Logs of the INFO level are not printed on Spark 3.1.1 (on Yarn). Therefore, log redirection is required for Spark 3.1.1.

  1. Define the log file log4j.properties in /usr/local/spark/conf.
    1. Create a log file log4j.properties.
      1
      2
      cd /usr/local/spark/conf
      vi log4j.properties
      
    2. Press i to enter the insert mode and add the following content to the file:
       1
       2
       3
       4
       5
       6
       7
       8
       9
      10
      11
      12
      13
      14
      log4j.rootCategory=INFO, FILE
      log4j.appender.console=org.apache.log4j.ConsoleAppender
      log4j.appender.console.target=System.err
      log4j.appender.console.layout=org.apache.log4j.PatternLayout
      log4j.appender.console.layout.ConversionPattern=%d{yy/MM/dd HH:mm:ss} %p %c{1}: %m%n
       
      log4j.logger.org.apache.spark.sql.execution=DEBUG
      log4j.logger.org.apache.spark.repl.Main=INFO
       
      log4j.appender.FILE=org.apache.log4j.FileAppender
      log4j.appender.FILE.file=/usr/local/spark/logs/file.log
      log4j.appender.FILE.layout=org.apache.log4j.PatternLayout
       
      log4j.appender.FILE.layout.ConversionPattern=%m%n
      
    3. Press Esc, type :wq!, and press Enter to save the file and exit.
  2. Change the value of log4j.appender.FILE.file in the log4j.properties file to the custom directory and file name.
  3. Add --driver-java-options -Dlog4j.configuration=file:/usr/local/spark/conf/log4j.properties when running the spark-sql command, for example:
    1
    /usr/local/spark/bin/spark-sql  --driver-class-path '/opt/boostkit/*' --jars '/opt/boostkit/*' --conf 'spark.executor.extraClassPath=./*' --name tpch_query6.sql --driver-memory 50G --driver-java-options -Dlog4j.configuration=file:/usr/local/spark/conf/log4j.properties --executor-memory 32G --num-executors 30 --executor-cores 18
    
  4. Run the sql6 statement.
    1
    2
    3
    4
    5
    6
    7
    8
    9
    select
    sum(l_extendedprice * l_discount) as revenue
    from
    tpch_flat_orc_1000.lineitem
    where
    l_shipdate >= '1993-01-01'
    and l_shipdate < '1994-01-01'
    and l_discount between 0.06 - 0.01 and 0.06 + 0.01
    and l_quantity < 25;
    

    When the task is executed, the pushdown information is printed as follows:

    1
    2
    Selectivity: 0.014160436451808448
    Push down with [PushDownInfo(ListBuffer(FilterExeInfo((((((((isnotnull(l_shipdate#18) AND isnotnull(l_discount#14)) AND isnotnull(l_quantity#12)) AND (l_shipdate#18 >= 8401)) AND (l_shipdate#18 < 8766)) AND (l_discount#14 >= 0.05)) AND (l_discount#14 <= 0.07)) AND (l_quantity#12 < 25.0)),List(l_quantity#12, l_extendedprice#13, l_discount#14, l_shipdate#18))),ListBuffer(AggExeInfo(List(sum((l_extendedprice#13 * l_discount#14))),List(),List(sum#43))),None,Map(server1 -> server1, agent2 -> agent2, agent1 -> agent1))]
    

    The output contains the pushdown selectivity and operator information.

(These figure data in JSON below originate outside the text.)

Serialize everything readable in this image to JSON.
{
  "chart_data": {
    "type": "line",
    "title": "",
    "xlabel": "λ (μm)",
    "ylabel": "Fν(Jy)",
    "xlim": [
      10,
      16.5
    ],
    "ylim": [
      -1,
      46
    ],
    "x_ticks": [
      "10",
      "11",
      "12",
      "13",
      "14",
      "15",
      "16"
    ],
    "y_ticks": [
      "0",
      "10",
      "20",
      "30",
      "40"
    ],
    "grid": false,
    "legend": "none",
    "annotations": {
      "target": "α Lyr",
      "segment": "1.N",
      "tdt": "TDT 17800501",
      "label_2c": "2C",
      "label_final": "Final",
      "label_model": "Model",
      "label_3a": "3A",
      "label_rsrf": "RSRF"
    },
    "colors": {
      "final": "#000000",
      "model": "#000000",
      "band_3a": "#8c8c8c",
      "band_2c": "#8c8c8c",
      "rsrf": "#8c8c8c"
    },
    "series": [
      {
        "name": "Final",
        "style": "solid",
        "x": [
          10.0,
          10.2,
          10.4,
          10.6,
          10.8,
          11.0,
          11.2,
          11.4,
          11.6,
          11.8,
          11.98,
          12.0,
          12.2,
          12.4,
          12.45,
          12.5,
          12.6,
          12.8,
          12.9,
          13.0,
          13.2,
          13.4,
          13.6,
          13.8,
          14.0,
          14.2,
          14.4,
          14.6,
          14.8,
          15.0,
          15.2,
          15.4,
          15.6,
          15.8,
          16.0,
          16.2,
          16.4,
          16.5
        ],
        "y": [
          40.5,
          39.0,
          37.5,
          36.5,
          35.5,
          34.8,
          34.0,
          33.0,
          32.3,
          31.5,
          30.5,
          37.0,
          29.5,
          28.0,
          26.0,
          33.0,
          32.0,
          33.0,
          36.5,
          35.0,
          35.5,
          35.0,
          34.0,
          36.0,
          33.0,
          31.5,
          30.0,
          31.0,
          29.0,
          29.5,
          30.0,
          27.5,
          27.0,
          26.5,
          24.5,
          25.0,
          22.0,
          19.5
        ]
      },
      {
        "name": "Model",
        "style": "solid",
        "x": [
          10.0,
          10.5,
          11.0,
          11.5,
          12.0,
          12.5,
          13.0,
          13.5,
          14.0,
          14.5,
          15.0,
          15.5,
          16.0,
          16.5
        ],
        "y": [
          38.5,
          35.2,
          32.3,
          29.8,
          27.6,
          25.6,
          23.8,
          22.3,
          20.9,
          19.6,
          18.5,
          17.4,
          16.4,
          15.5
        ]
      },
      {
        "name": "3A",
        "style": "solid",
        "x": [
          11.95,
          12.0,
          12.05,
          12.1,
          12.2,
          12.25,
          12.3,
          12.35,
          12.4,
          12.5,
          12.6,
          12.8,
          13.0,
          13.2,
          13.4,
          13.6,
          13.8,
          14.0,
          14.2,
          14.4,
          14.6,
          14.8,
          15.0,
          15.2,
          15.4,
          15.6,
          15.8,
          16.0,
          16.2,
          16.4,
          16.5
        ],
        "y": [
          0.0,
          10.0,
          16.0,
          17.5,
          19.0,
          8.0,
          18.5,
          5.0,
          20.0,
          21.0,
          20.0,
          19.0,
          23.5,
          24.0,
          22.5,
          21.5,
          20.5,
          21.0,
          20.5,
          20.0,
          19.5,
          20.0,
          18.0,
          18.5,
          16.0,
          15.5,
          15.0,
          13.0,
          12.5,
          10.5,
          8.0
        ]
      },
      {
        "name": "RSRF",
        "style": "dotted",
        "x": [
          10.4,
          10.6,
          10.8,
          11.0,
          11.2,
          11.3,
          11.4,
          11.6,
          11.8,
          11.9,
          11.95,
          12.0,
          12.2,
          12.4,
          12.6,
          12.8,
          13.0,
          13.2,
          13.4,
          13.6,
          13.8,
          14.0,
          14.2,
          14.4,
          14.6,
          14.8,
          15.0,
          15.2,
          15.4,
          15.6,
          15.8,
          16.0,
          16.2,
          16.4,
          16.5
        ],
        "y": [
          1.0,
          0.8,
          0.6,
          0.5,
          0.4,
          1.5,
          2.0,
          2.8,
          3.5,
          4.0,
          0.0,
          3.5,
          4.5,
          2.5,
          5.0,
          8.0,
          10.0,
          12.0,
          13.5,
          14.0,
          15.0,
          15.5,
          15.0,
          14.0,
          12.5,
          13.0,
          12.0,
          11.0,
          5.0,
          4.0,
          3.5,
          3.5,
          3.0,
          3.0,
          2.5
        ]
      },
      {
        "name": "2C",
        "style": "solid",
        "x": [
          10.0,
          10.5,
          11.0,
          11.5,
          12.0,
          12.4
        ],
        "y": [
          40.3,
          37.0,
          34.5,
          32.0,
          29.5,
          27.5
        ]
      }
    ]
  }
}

    Table 2 lists the parameters in the spark-sql command.

    Table 2 OmniData parameters

    Parameter

    Recommended Value

    Description

    --driver-memory

    50G

    Available memory of the driver.

    --executor-memory

    32G

    Available memory of the executor.

    --num-executors

    30

    Number of started executors. The default value is 2.

    --executor-cores

    18

    Number of CPU cores used by each executor. The default value is 1.

    --driver-class-path

    "/opt/boostkit/*"

    Path of the extra JAR packages to be transferred to the driver.

    --jars

    "/opt/boostkit/*"

    JAR packages to be contained in the driver and executor class paths.

    --conf

    "spark.executor.extraClassPath=./*"

    Sets Spark parameters.

    --driver-java-options -Dlog4j.configuration

    file:/usr/local/spark/conf/log4j.properties

    Log4j log configuration file path.